EPA issues proposed 2012 RFS2 volume requirements
The U.S. EPA has issued proposed 2012 volume requirements for all four categories of the RFS2 program, as well as 2013 volume requirements for biomass-based diesel. According to information released by the agency, the proposed volume requirements for 2012 are:
- -1 billion gallons of biomass-based diesel (0.91 percent)
- -2 billion gallons of advanced biofuels (1.21 percent)
- -3.45-12.9 million gallons of cellulosic biofuels (0.002-0.01 percent)
- -15.2 billion gallons of total renewable fuels (9.21 percent).
The EPA said that based on its analysis of market availability for cellulosic biofuels the agency is proposing volumes that are lower than the 500 million gallon target set by the Energy Independence and Security Act of 2007. “EPA will continue to evaluate the market as it works to finalize the cellulosic standard in coming months,” said the agency in a press release. “The agency remains optimistic that the commercial availability of cellulosic biofuel will continue to grow in the years ahead.”
If implemented as proposed, the 2012 volume requirements would increase the amount of renewable fuel that is required to be blended into U.S. fuel by 1.25 billion gallons over the amount mandated for 2011.
In addition, the proposed 2013 volume requirement for biomass-based diesel has been set at 1.28 billion. While EISA sets a 1 billion gallon minimum volume requirement for biomass-based diesel in 2013 and beyond, the EPA is allowed to increase the actual volume requirement after considering environmental, market, and energy-related factors.
The National Biodiesel Board has spoken out in support of the proposed volume requirements. “This proposal represents a careful and responsible approach to growth that is consistent with the resources that we know are available for sustainably producing biodiesel,” NBB CEO Joe Jobe said. “As America’s first advanced biofuel being produced on a commercial scale nationwide, we have done extensive research to assess the various feedstocks that are used to make biodiesel, including agricultural oils, recycled cooking oil, animal fats, algae and camelina. We are confident we can meet these targets and we anticipate that we will likely exceed them. In doing so, we will continue to improve the environment, create jobs, and reduce the nation’s dangerous reliance on foreign oil.”

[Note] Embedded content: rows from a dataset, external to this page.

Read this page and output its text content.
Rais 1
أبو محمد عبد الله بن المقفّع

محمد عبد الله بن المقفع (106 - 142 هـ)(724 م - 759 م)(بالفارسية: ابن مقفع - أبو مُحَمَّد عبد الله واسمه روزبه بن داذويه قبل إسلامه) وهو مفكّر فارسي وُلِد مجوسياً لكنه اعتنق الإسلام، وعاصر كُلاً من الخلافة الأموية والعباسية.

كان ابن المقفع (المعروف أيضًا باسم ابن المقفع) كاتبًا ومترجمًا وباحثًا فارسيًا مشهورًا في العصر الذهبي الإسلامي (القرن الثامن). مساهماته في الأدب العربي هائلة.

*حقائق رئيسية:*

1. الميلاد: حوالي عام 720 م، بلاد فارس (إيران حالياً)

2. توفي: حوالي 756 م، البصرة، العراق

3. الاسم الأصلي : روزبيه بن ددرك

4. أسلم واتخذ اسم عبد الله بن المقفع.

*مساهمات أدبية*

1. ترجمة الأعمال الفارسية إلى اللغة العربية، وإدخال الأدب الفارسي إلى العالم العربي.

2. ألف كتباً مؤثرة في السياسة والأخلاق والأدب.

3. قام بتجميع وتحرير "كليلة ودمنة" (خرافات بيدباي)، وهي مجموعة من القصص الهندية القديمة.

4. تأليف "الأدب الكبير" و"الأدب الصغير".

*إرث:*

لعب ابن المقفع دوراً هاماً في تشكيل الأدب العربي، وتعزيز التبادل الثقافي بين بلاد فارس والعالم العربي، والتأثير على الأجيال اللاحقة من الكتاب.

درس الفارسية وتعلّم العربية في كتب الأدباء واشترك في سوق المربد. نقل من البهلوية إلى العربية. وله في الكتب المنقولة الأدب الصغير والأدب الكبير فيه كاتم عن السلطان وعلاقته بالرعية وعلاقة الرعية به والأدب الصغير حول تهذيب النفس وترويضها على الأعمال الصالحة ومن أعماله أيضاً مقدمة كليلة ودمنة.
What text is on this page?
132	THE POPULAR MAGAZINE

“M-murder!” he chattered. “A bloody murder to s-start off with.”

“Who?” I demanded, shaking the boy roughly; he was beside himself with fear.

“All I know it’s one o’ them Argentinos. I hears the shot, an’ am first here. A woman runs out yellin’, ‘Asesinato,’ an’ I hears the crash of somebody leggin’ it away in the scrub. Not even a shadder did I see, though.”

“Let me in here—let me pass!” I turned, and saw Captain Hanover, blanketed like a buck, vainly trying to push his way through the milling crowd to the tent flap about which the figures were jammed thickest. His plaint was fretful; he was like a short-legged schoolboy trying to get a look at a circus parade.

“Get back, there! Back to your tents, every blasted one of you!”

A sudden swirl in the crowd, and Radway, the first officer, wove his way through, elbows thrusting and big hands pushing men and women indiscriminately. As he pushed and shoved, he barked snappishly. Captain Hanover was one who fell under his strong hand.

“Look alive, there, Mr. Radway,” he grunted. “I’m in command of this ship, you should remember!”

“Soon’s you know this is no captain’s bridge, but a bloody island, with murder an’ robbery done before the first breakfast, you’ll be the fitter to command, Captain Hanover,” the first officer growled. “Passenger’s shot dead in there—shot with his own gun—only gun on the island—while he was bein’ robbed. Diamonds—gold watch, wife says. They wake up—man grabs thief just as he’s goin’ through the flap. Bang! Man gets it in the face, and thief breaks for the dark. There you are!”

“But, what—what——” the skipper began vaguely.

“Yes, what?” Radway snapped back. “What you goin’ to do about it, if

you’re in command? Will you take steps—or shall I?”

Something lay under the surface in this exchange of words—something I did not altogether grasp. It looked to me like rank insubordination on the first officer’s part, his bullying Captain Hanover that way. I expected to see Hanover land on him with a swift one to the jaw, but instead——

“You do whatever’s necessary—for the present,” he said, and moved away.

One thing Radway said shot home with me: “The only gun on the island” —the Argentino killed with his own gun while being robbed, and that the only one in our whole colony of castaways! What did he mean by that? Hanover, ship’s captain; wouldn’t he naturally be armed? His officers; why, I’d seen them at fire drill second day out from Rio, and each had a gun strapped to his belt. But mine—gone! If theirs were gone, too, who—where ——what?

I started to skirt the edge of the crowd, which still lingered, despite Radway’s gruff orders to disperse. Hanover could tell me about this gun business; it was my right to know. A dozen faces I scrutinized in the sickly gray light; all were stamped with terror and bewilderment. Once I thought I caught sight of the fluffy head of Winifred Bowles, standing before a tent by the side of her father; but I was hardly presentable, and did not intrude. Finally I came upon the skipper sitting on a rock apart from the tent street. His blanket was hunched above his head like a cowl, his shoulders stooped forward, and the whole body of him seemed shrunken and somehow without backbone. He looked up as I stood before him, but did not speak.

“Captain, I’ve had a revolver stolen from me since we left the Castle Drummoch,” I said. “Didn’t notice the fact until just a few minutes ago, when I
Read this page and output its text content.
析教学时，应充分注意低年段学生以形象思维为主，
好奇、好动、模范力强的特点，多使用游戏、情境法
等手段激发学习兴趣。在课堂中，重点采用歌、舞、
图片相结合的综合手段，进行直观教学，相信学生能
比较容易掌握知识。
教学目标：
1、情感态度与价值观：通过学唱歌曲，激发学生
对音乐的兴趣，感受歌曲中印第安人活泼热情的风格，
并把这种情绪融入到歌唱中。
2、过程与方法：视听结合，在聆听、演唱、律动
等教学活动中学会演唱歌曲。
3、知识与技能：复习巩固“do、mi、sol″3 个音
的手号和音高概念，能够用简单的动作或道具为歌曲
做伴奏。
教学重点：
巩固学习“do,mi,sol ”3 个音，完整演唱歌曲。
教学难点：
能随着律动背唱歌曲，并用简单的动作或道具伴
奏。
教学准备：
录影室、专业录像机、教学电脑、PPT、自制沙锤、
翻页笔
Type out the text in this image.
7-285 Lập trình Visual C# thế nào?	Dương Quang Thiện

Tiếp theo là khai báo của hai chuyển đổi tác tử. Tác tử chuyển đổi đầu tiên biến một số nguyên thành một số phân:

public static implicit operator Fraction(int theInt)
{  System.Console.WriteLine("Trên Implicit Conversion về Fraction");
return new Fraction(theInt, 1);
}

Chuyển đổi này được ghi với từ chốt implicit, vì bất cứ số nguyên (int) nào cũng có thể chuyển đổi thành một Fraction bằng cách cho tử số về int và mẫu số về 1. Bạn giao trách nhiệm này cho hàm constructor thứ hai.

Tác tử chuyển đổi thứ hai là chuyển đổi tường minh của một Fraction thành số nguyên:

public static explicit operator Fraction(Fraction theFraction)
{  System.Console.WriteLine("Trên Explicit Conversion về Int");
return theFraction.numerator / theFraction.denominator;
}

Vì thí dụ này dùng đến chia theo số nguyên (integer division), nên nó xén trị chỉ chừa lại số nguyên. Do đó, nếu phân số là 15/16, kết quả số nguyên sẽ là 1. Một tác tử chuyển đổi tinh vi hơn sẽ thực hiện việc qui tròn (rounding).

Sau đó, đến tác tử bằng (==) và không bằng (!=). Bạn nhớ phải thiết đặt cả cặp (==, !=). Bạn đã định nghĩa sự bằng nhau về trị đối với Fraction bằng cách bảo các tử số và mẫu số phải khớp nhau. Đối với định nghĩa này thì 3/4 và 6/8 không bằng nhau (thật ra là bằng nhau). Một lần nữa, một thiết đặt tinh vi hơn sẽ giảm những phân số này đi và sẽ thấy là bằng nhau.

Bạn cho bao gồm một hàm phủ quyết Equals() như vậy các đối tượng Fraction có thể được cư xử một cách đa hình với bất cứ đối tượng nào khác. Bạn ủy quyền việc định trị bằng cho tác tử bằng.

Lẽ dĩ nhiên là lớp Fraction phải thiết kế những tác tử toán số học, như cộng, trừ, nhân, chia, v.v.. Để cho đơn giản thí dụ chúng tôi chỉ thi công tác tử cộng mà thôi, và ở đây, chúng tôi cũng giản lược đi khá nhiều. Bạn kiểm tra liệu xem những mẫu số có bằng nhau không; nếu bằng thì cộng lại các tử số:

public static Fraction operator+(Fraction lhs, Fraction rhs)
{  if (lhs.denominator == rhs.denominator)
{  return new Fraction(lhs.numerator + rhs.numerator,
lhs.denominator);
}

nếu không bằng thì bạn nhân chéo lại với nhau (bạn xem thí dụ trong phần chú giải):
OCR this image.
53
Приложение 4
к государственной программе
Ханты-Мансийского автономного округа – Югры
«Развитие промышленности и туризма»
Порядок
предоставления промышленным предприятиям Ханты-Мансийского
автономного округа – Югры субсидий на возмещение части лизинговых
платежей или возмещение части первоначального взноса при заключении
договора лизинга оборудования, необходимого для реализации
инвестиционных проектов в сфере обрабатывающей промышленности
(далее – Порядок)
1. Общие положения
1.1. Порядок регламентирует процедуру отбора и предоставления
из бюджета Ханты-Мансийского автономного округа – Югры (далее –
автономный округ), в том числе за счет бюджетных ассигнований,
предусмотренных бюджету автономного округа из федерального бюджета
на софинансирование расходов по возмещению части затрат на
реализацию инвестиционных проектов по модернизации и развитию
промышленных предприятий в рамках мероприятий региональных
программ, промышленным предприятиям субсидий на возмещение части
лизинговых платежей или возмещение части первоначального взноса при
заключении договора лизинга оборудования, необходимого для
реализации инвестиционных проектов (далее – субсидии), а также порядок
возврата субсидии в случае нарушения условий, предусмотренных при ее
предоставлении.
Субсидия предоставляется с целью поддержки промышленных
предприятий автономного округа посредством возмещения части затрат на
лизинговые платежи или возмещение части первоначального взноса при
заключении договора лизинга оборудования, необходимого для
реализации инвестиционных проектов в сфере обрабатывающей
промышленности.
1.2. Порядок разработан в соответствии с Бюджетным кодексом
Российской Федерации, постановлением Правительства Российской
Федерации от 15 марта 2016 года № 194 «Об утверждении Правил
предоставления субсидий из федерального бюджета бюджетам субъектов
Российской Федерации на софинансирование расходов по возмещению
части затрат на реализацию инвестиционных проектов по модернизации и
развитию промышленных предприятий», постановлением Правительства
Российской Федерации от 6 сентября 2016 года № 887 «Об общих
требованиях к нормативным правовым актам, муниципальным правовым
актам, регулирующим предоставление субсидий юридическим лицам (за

According to information released by the Advanced Ethanol Council, the EPA’s proposed reduction for the 2012 cellulosic ethanol volume requirement was expected. However, AEC Executive Director Brooke Coleman stresses that the creation of tax incentives could help expedite the development of commercial-scale cellulosic biorefineries. “America’s advanced and cellulosic ethanol industry is rapidly progressing with many technologies proven and biorefinery projects shovel-ready,” he said. “Yet, advanced biofuel producers continue to sail into a head wind created by tax policy favoring oil and gas. There is no question that the RFS is a forward-looking policy that will drive significant usage of cellulosic biofuels once the industry hits the requisite production levels. America needs the same kind of forward-looking tax policy to ensure these technologies can commercialize and compete in marketplace where oil production is still subsidized.”
The EPA will be accepting public comments on the proposed volumes through August 2011. Final volume requirements for 2012 are scheduled to be issued in November 2011.